A Kenyan village pastor summed it up: “We have discovered that we are sitting on gold -our own human resources to get things done.”

THE SELLING point about the Planning for Real technology developed through the
Neighbourhood Initiatives Foundation, and later the Scarman Trust, and parallel approaches linked to net -time banking, BizFizz, Slivers of Time -is that the talk is an informal supplement to ‘hands on’ action.

‘Leadership’, if the notion is needed at all, is shared. The key is joint ownership. A bunch of teenagers taking part in a city-wide Planning for Real, planned and planted a row of saplings boarding a main road.

A year or so later, a van driver inadvertently backed into a young tree and crushed it. The teenagers were ready to massacre him “for damaging OUR tree”.

In another city, long after a successful Planning for Real, the chief executive rang me up out of the blue to say that he was commissioning a bigger project –the transformation of a disused college campus -“because my officers are still talking with residents and all the time both sides are using each other’s first names”.

The joint action planning is a bit like a family party tackling a jigsaw puzzle together. Aunty and the kids working on a few jigsaw pieces. Granny and the uncles sorting out another lot. And then the clusters connect and the: whole picture takes shape. No need for anyone to ‘take the lead’ -and if Granny tries it, she’ll be quietly ignored.

The dangers and opportunities confronting us Now, Soon, Later are part of our everyday lives. Teenagers and granddads in the same leaky boat. Our response so far as been too often hamstrung by our dependence on competing leaders who rely for on words to allay our misgivings.

Words “that are substitutes for action, often a cover-up. Spin masks sleaze. The gun-runners, money- manipulators, forest-destroyers get away with their several kinds of murder whilst our religious, racial and cultural affiliations are seen as obstacles to the combined operations needed to repair the damage.

A French cartoon stays in my kind. Two toddlers, boy and girl, face to face, inspecting what lies within each other’s knickers. And the caption: “Vive la difference!”

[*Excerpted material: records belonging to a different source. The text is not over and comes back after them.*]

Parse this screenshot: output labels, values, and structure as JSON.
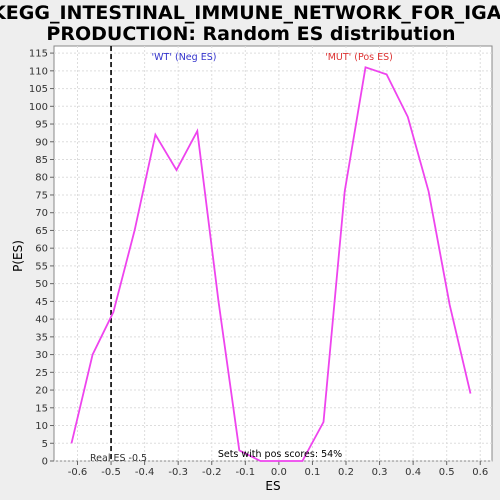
{
  "chart_data": {
    "type": "line",
    "title_line1": "KEGG_INTESTINAL_IMMUNE_NETWORK_FOR_IGA_",
    "title_line2": "PRODUCTION: Random ES distribution",
    "xlabel": "ES",
    "ylabel": "P(ES)",
    "xlim": [
      -0.67,
      0.635
    ],
    "ylim": [
      0,
      117
    ],
    "x_ticks": [
      -0.6,
      -0.5,
      -0.4,
      -0.3,
      -0.2,
      -0.1,
      0.0,
      0.1,
      0.2,
      0.3,
      0.4,
      0.5,
      0.6
    ],
    "x_tick_labels": [
      "-0.6",
      "-0.5",
      "-0.4",
      "-0.3",
      "-0.2",
      "-0.1",
      "0.0",
      "0.1",
      "0.2",
      "0.3",
      "0.4",
      "0.5",
      "0.6"
    ],
    "y_ticks": [
      0,
      5,
      10,
      15,
      20,
      25,
      30,
      35,
      40,
      45,
      50,
      55,
      60,
      65,
      70,
      75,
      80,
      85,
      90,
      95,
      100,
      105,
      110,
      115
    ],
    "y_tick_labels": [
      "0",
      "5",
      "10",
      "15",
      "20",
      "25",
      "30",
      "35",
      "40",
      "45",
      "50",
      "55",
      "60",
      "65",
      "70",
      "75",
      "80",
      "85",
      "90",
      "95",
      "100",
      "105",
      "110",
      "115"
    ],
    "grid": true,
    "line_color": "#ee44ee",
    "series": [
      {
        "x": [
          -0.618,
          -0.555,
          -0.493,
          -0.43,
          -0.368,
          -0.305,
          -0.243,
          -0.18,
          -0.118,
          -0.055,
          0.008,
          0.07,
          0.133,
          0.196,
          0.258,
          0.321,
          0.384,
          0.446,
          0.509,
          0.571
        ],
        "y": [
          5,
          30,
          42,
          65,
          92,
          82,
          93,
          45,
          3,
          0,
          0,
          0,
          11,
          76,
          111,
          109,
          97,
          76,
          44,
          19
        ]
      }
    ],
    "real_es": {
      "value": -0.5,
      "label": "Real ES -0.5"
    },
    "annotations": {
      "wt": {
        "text": "'WT' (Neg ES)",
        "color": "#3333cc"
      },
      "mut": {
        "text": "'MUT' (Pos ES)",
        "color": "#dd3333"
      },
      "pos_scores": {
        "text": "Sets with pos scores: 54%",
        "color": "#000000"
      }
    }
  }
}
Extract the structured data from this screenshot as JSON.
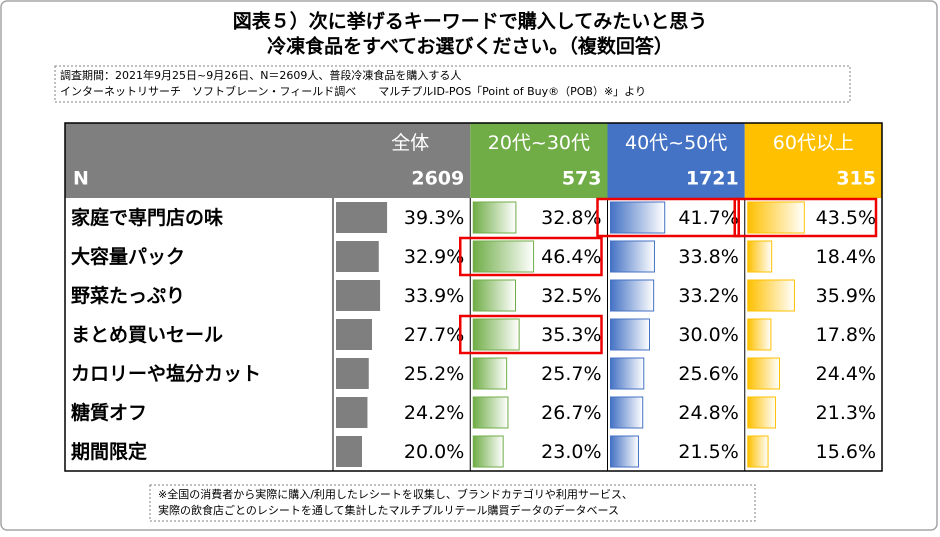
{
  "title_lines": [
    "図表５）次に挙げるキーワードで購入してみたいと思う",
    "冷凍食品をすべてお選びください。（複数回答）"
  ],
  "survey_note": [
    "調査期間：2021年9月25日~9月26日、N＝2609人、普段冷凍食品を購入する人",
    "インターネットリサーチ　ソフトブレーン・フィールド調べ　　マルチプルID-POS「Point of Buy®（POB）※」より"
  ],
  "table": {
    "n_label": "N",
    "rows": [
      "家庭で専門店の味",
      "大容量パック",
      "野菜たっぷり",
      "まとめ買いセール",
      "カロリーや塩分カット",
      "糖質オフ",
      "期間限定"
    ],
    "columns": [
      {
        "name": "全体",
        "n": 2609,
        "color": "#7f7f7f",
        "values": [
          39.3,
          32.9,
          33.9,
          27.7,
          25.2,
          24.2,
          20.0
        ],
        "value_labels": [
          "39.3%",
          "32.9%",
          "33.9%",
          "27.7%",
          "25.2%",
          "24.2%",
          "20.0%"
        ],
        "highlight": []
      },
      {
        "name": "20代~30代",
        "n": 573,
        "color": "#70ad47",
        "values": [
          32.8,
          46.4,
          32.5,
          35.3,
          25.7,
          26.7,
          23.0
        ],
        "value_labels": [
          "32.8%",
          "46.4%",
          "32.5%",
          "35.3%",
          "25.7%",
          "26.7%",
          "23.0%"
        ],
        "highlight": [
          1,
          3
        ]
      },
      {
        "name": "40代~50代",
        "n": 1721,
        "color": "#4472c4",
        "values": [
          41.7,
          33.8,
          33.2,
          30.0,
          25.6,
          24.8,
          21.5
        ],
        "value_labels": [
          "41.7%",
          "33.8%",
          "33.2%",
          "30.0%",
          "25.6%",
          "24.8%",
          "21.5%"
        ],
        "highlight": [
          0
        ]
      },
      {
        "name": "60代以上",
        "n": 315,
        "color": "#ffc000",
        "values": [
          43.5,
          18.4,
          35.9,
          17.8,
          24.4,
          21.3,
          15.6
        ],
        "value_labels": [
          "43.5%",
          "18.4%",
          "35.9%",
          "17.8%",
          "24.4%",
          "21.3%",
          "15.6%"
        ],
        "highlight": [
          0
        ]
      }
    ]
  },
  "footnote": [
    "※全国の消費者から実際に購入/利用したレシートを収集し、ブランドカテゴリや利用サービス、",
    "実際の飲食店ごとのレシートを通して集計したマルチプルリテール購買データのデータベース"
  ]
}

Being different, not being separate. And all of us with shared awareness, street crime, dog shit, traffic dangers, drug peddling, alcohol abuse, inadequate play facilities, the needs of the frail and housebound. These are common concerns and could be shared opportunities” to tackle them together.

The facts speak for themselves; no need for doctrinaire statements. And so do the opportunities: bulk buy co-ops, credit unions, multi- cultural festivals, advice centres, gardening clubs, teenager fashion shows, keep-fit classes -you name it.

IT’S LATE in the day. It is crucial to reach across the barriers of race and religion which are creating a new and lethal apartheid. It’s not being nice to each other (that’s incidental). Well-meaning homilies don’t go far enough either. What matters is the fellow- feeling that comes from joint efforts and gets results, with a bit of laughter and chat along the way.

No mission statements, ego-trippers, committee-mongering. Leadership, if it is needed at all, is team leadership, with a canny eye to the needs and opportunities that everyone can agree on, here and now.

Common ground as the base, shared achievement as the spring- board to bigger things. As Tom Paine put it -making Common Sense.